In my opinion, however, he exaggerates the conflict. You don’t have to deny God’s existence in order to be an excellent scientist. Instead, what you need to do is put thoughts of God aside when you’re doing science. Science is the search for natural explanations, not supernatural ones. Invoking God as the explanation for the existence of the human eye, for example, amounts to throwing up your hands and choosing a different subject. If you want to speculate about some god or other creating the universe and initializing the fundamental constants (like the mass of an electron) to values supportive of life, you’re not doing science. In this methodological sense, a scientist has to be an atheist.
But despite what Rosenberg says, nobody knows why or how the universe came into existence; or if it’s always existed in some form or other; or whether our universe is one of many. Even if scientists eventually figure out the answers to those questions, we’ll never be able to rule out the possibility that some creator or creative force beyond our universe got the cosmic ball rolling. Nor will we ever be able to prove that God, Zeus or Santa Claus isn’t watching right now to see if we’ve been naughty or nice. What evidence could there be to prove that kind of negative?
What we can say is that, historically speaking, science has shown a vast number of previously mysterious phenomena to be natural processes.

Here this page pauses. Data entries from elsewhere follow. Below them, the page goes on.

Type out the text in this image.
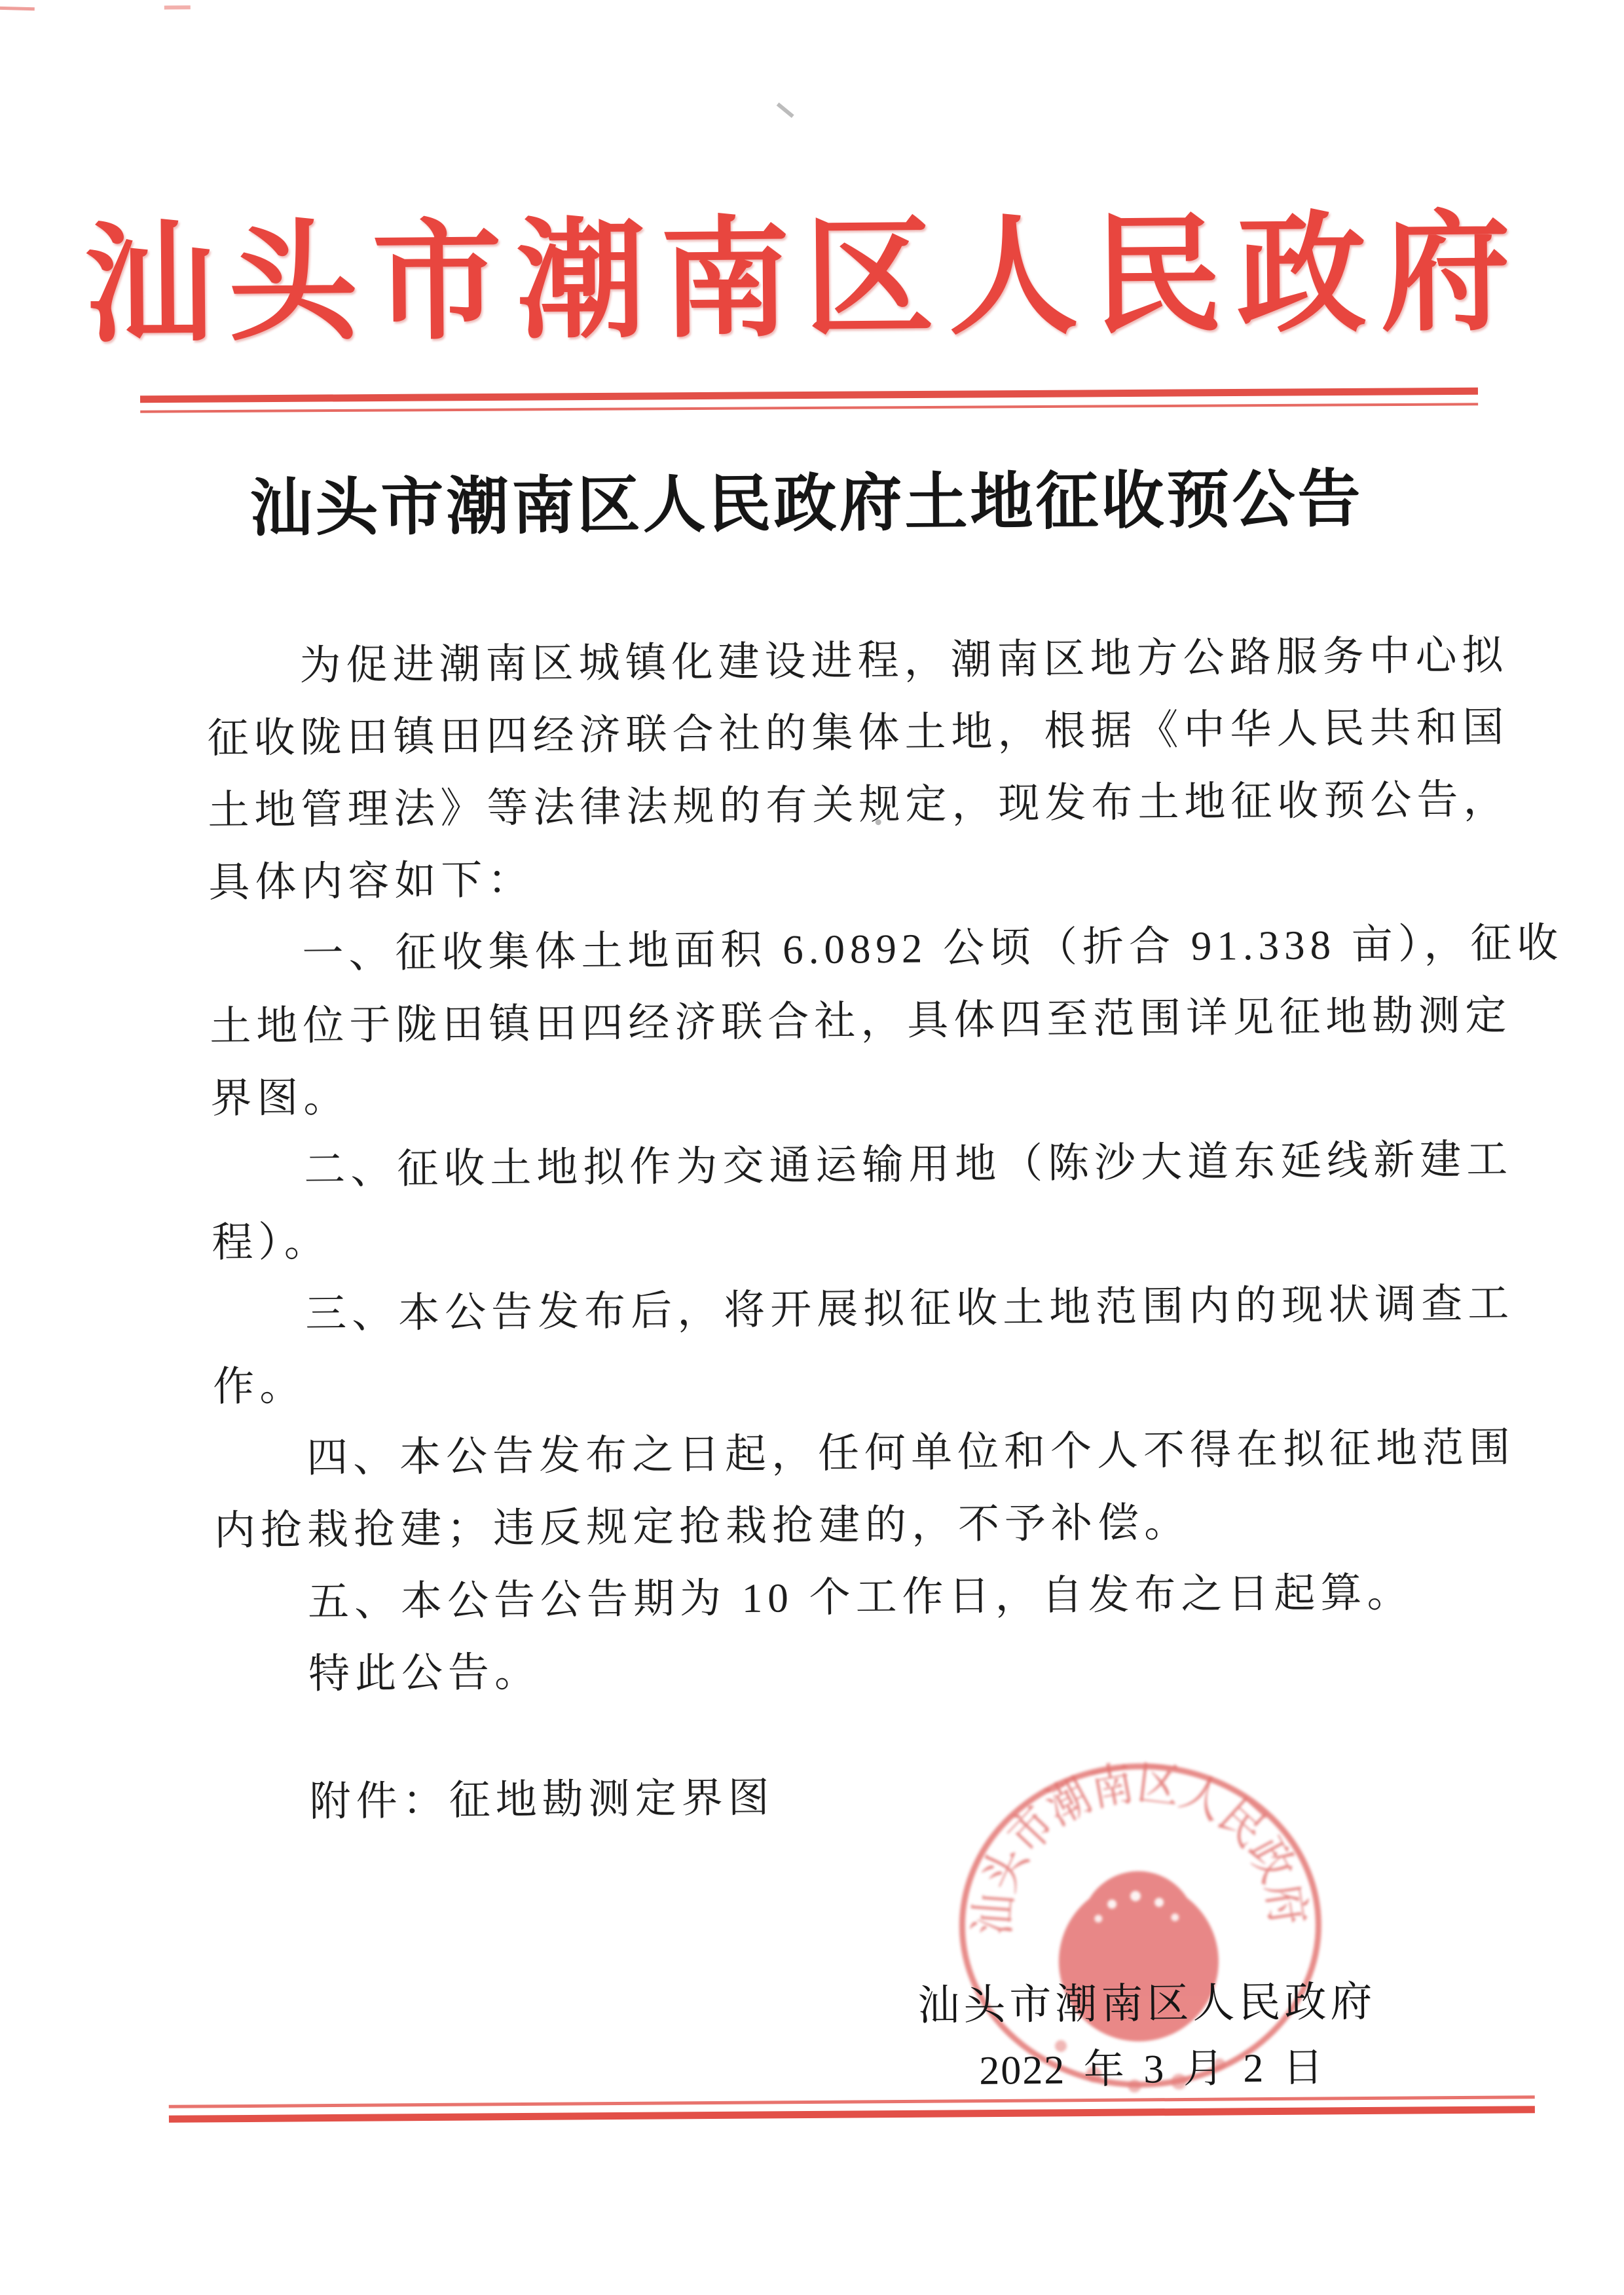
汕头市潮南区人民政府
汕头市潮南区人民政府土地征收预公告
为促进潮南区城镇化建设进程，潮南区地方公路服务中心拟
征收陇田镇田四经济联合社的集体土地，根据《中华人民共和国
土地管理法》等法律法规的有关规定，现发布土地征收预公告，
具体内容如下：
一、征收集体土地面积 6.0892 公顷（折合 91.338 亩），征收
土地位于陇田镇田四经济联合社，具体四至范围详见征地勘测定
界图。
二、征收土地拟作为交通运输用地（陈沙大道东延线新建工
程）。
三、本公告发布后，将开展拟征收土地范围内的现状调查工
作。
四、本公告发布之日起，任何单位和个人不得在拟征地范围
内抢栽抢建；违反规定抢栽抢建的，不予补偿。
五、本公告公告期为 10 个工作日，自发布之日起算。
特此公告。
附件：征地勘测定界图
汕头市潮南区人民政府
汕头市潮南区人民政府
2022 年 3 月 2 日
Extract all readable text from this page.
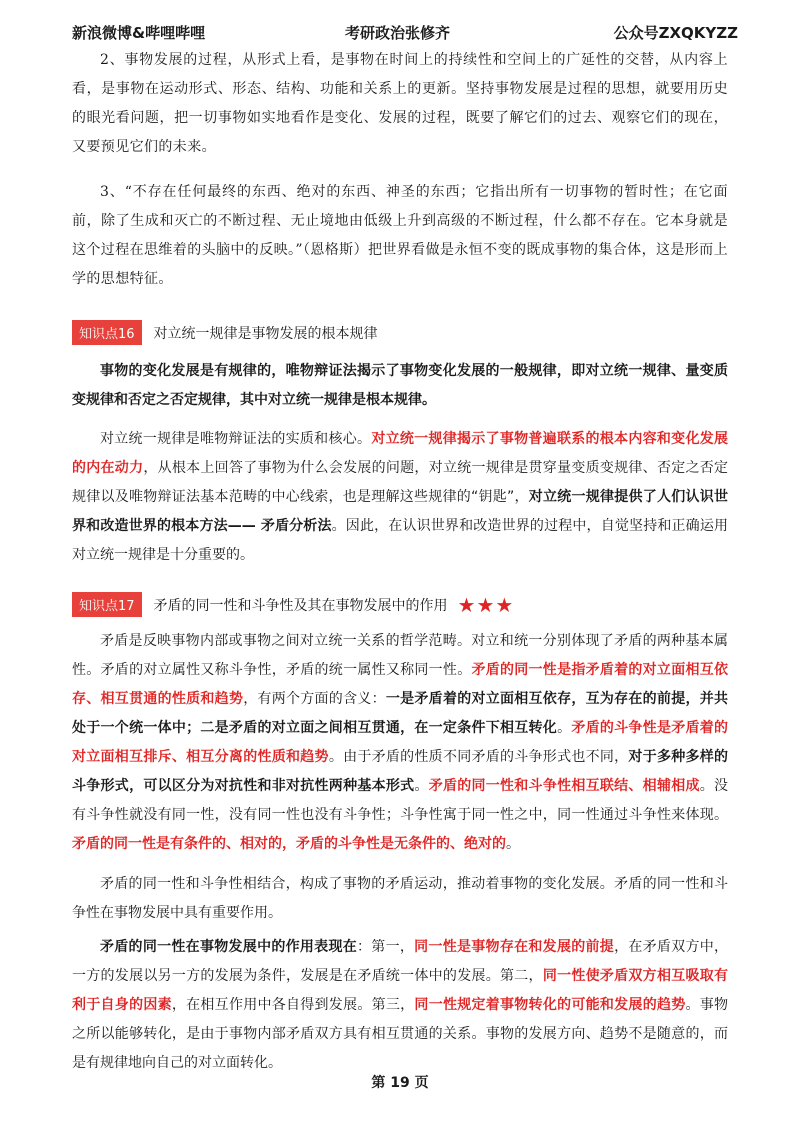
新浪微博&哔哩哔哩	考研政治张修齐	公众号ZXQKYZZ
2、事物发展的过程，从形式上看，是事物在时间上的持续性和空间上的广延性的交替，从内容上看，是事物在运动形式、形态、结构、功能和关系上的更新。坚持事物发展是过程的思想，就要用历史的眼光看问题，把一切事物如实地看作是变化、发展的过程，既要了解它们的过去、观察它们的现在，又要预见它们的未来。
3、“不存在任何最终的东西、绝对的东西、神圣的东西；它指出所有一切事物的暂时性；在它面前，除了生成和灭亡的不断过程、无止境地由低级上升到高级的不断过程，什么都不存在。它本身就是这个过程在思维着的头脑中的反映。”（恩格斯）把世界看做是永恒不变的既成事物的集合体，这是形而上学的思想特征。
知识点16	对立统一规律是事物发展的根本规律
事物的变化发展是有规律的，唯物辩证法揭示了事物变化发展的一般规律，即对立统一规律、量变质变规律和否定之否定规律，其中对立统一规律是根本规律。
对立统一规律是唯物辩证法的实质和核心。对立统一规律揭示了事物普遍联系的根本内容和变化发展的内在动力，从根本上回答了事物为什么会发展的问题，对立统一规律是贯穿量变质变规律、否定之否定规律以及唯物辩证法基本范畴的中心线索，也是理解这些规律的“钥匙”，对立统一规律提供了人们认识世界和改造世界的根本方法—— 矛盾分析法。因此，在认识世界和改造世界的过程中，自觉坚持和正确运用对立统一规律是十分重要的。
知识点17	矛盾的同一性和斗争性及其在事物发展中的作用 ★★★
矛盾是反映事物内部或事物之间对立统一关系的哲学范畴。对立和统一分别体现了矛盾的两种基本属性。矛盾的对立属性又称斗争性，矛盾的统一属性又称同一性。矛盾的同一性是指矛盾着的对立面相互依存、相互贯通的性质和趋势，有两个方面的含义：一是矛盾着的对立面相互依存，互为存在的前提，并共处于一个统一体中；二是矛盾的对立面之间相互贯通，在一定条件下相互转化。矛盾的斗争性是矛盾着的对立面相互排斥、相互分离的性质和趋势。由于矛盾的性质不同矛盾的斗争形式也不同，对于多种多样的斗争形式，可以区分为对抗性和非对抗性两种基本形式。矛盾的同一性和斗争性相互联结、相辅相成。没有斗争性就没有同一性，没有同一性也没有斗争性；斗争性寓于同一性之中，同一性通过斗争性来体现。矛盾的同一性是有条件的、相对的，矛盾的斗争性是无条件的、绝对的。
矛盾的同一性和斗争性相结合，构成了事物的矛盾运动，推动着事物的变化发展。矛盾的同一性和斗争性在事物发展中具有重要作用。
矛盾的同一性在事物发展中的作用表现在：第一，同一性是事物存在和发展的前提，在矛盾双方中，一方的发展以另一方的发展为条件，发展是在矛盾统一体中的发展。第二，同一性使矛盾双方相互吸取有利于自身的因素，在相互作用中各自得到发展。第三，同一性规定着事物转化的可能和发展的趋势。事物之所以能够转化，是由于事物内部矛盾双方具有相互贯通的关系。事物的发展方向、趋势不是随意的，而是有规律地向自己的对立面转化。
第 19 页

There is no reason to think we need an entity outside space and time to explain why there are stars and galaxies, or why there are birds and bees, or why the Red Sox sold Babe Ruth. As fewer phenomena have seemed to require a supernatural explanation, it has seemed less and less likely that there is Anyone Up There. As we’ve learned more about our world, ancient stories have become much less plausible. So far as science is concerned, God is a dead letter.
But that doesn’t necessarily mean God is dead, however implausible that he, she, it or they either are or ever were “alive”.